Diplomasi ekonomi as usual dengan pendekatan tanpa dana, kelembagaan, dan strategi juga tak akan banyak berhasil. Kombinasi persuasi total dan berkala ke semua elemen kunci serta litigasi hukum di peradilan internasional terhadap elemen anti-Indonesia secara agresif, misal pendukung label no-palm oil, perlu dipertimbangkan mendalam. Tak semua kebijakan ekonomi negara/kawasan lain bisa dipengaruhi hanya dengan diplomasi. Aturan asing yang merugikan Indonesia adalah produk hukum yang hanya bisa diubah oleh proses hukum.
Soal regulasi AI, Indonesia perlu memimpin penyusunan regulasi ini di tingkat kawasan dan forum multilateral yang relevan. Namun, Indonesia perlu memutuskan terlebih dulu regulasi nasionalnya karena saat ini terdapat kesenjangan antara teknologi dan regulasi.
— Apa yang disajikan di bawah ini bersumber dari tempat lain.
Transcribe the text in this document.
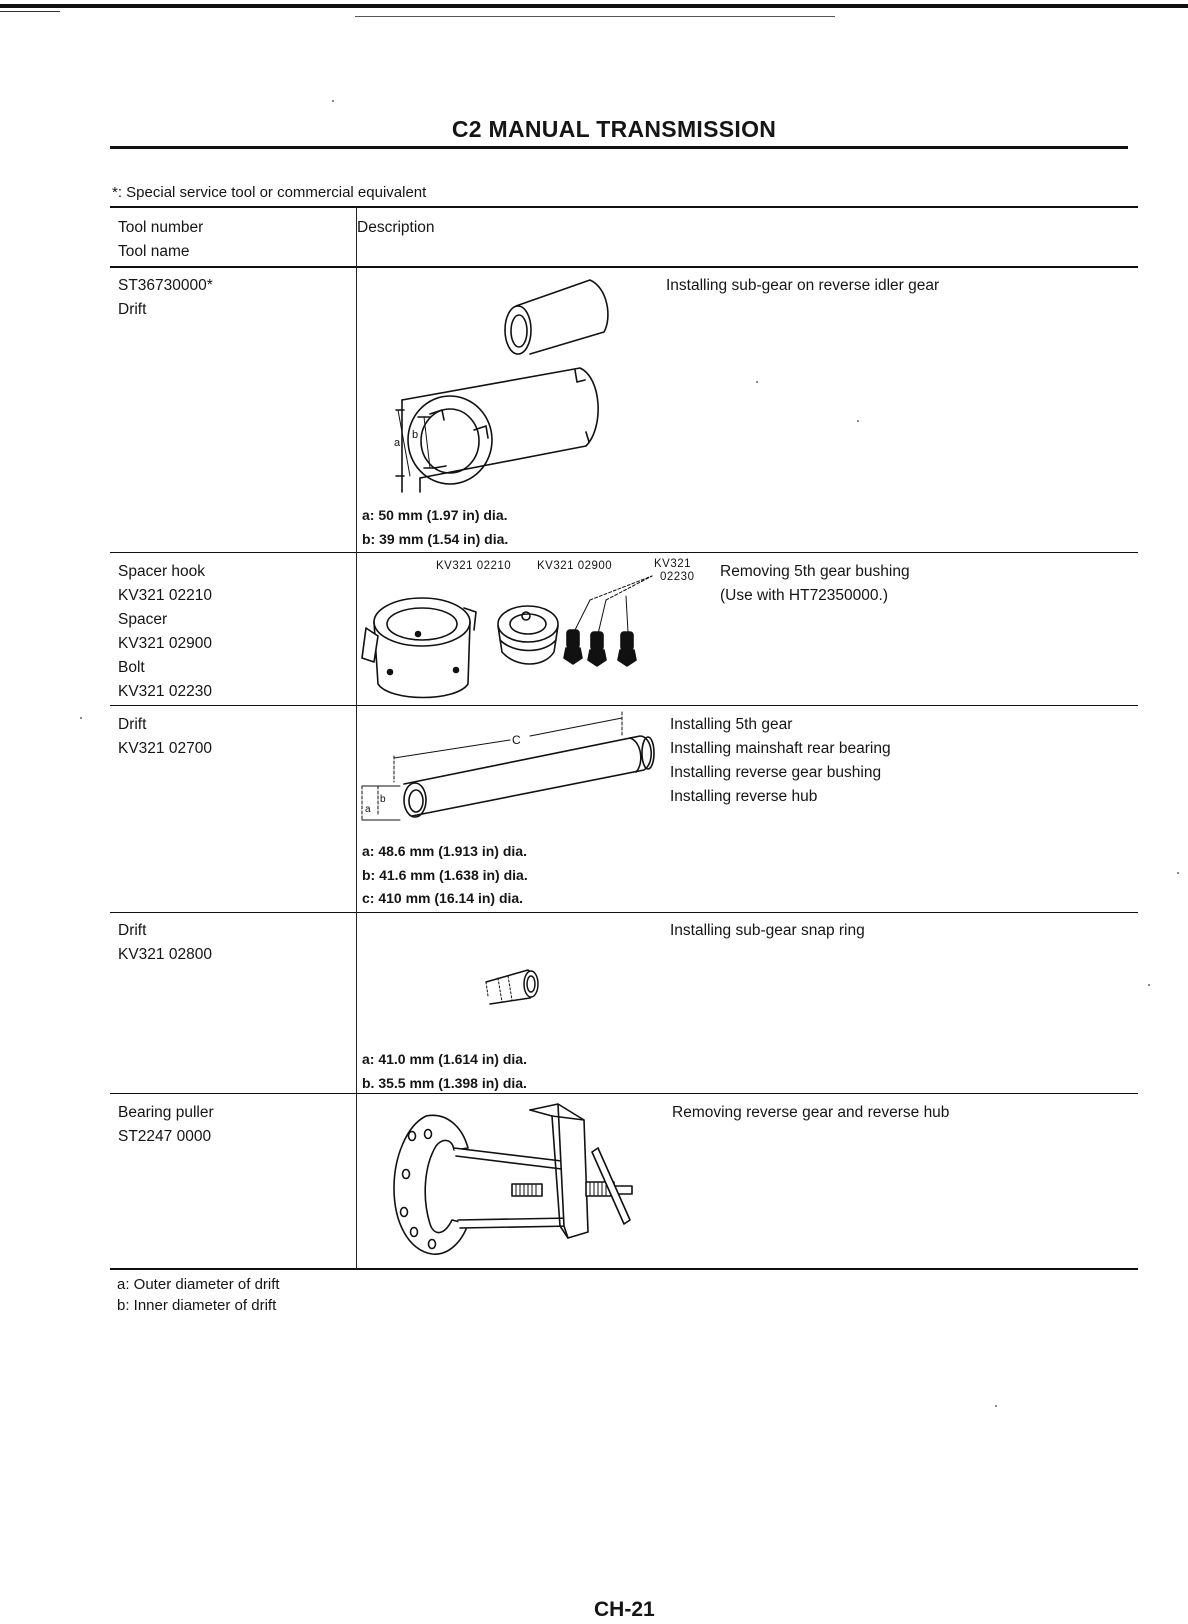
C2 MANUAL TRANSMISSION
*: Special service tool or commercial equivalent
Tool number
Tool name
Description
ST36730000*
Drift
Installing sub-gear on reverse idler gear
a
b
a: 50 mm (1.97 in) dia.
b: 39 mm (1.54 in) dia.
Spacer hook
KV321 02210
Spacer
KV321 02900
Bolt
KV321 02230
KV321 02210 KV321 02900	KV321
02230 Removing 5th gear bushing
(Use with HT72350000.)
Drift
KV321 02700
Installing 5th gear
Installing mainshaft rear bearing
Installing reverse gear bushing
Installing reverse hub
C
a
b
a: 48.6 mm (1.913 in) dia.
b: 41.6 mm (1.638 in) dia.
c: 410 mm (16.14 in) dia.
Drift
KV321 02800
Installing sub-gear snap ring
a: 41.0 mm (1.614 in) dia.
b. 35.5 mm (1.398 in) dia.
Bearing puller
ST2247 0000
Removing reverse gear and reverse hub
a: Outer diameter of drift
b: Inner diameter of drift
CH-21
Indonesia tak bisa tinggal diam menjadi penonton pasif dalam proses pengaturan AI di dunia, atau hanya jadi co-sponsor, mengekor inisiatif AS, UE, China, India, Brasil, atau bersembunyi di balik G77.
Banyak sekali hal strategis yang dapat dilakukan Indonesia dalam kondisi arsitektur keamanan, ekonomi, dan digital dunia saat ini, tak sekadar pelaksanaan fungsi-fungsi Pasal 3 Konvensi Vienna tentang Hubungan Diplomatik 1961. Satu hal strategis terkait kekuatan persuasi Indonesia di tingkat global yang belum terwujud hingga kini adalah mengantar warga terbaiknya sebagai sekjen, dirjen, atau posisi strategis organisasi internasional.
Politik luar negeri bebas-aktif harus dilakukan dengan benar-benar independen dan benar-benar aktif. Strategic independence ini adalah aset utama politik luar negeri kita. Tahun 1958, Deklarasi Djuanda diputuskan demi kepentingan nasional dan bahkan menabrak hukum internasional laut yang ada yang disusun tanpa partisipasi negara-negara korban kolonialisme. Dobrakan ini berhasil dan konsep negara kepulauan akhirnya diakui menjadi prinsip hukum internasional.
Nyali Djuanda ini harus tetap hidup di diri kita dalam menavigasi Indonesia di antara ratusan karang di tengah samudra yang tidak jelas arah anginnya dengan badai di mana-mana.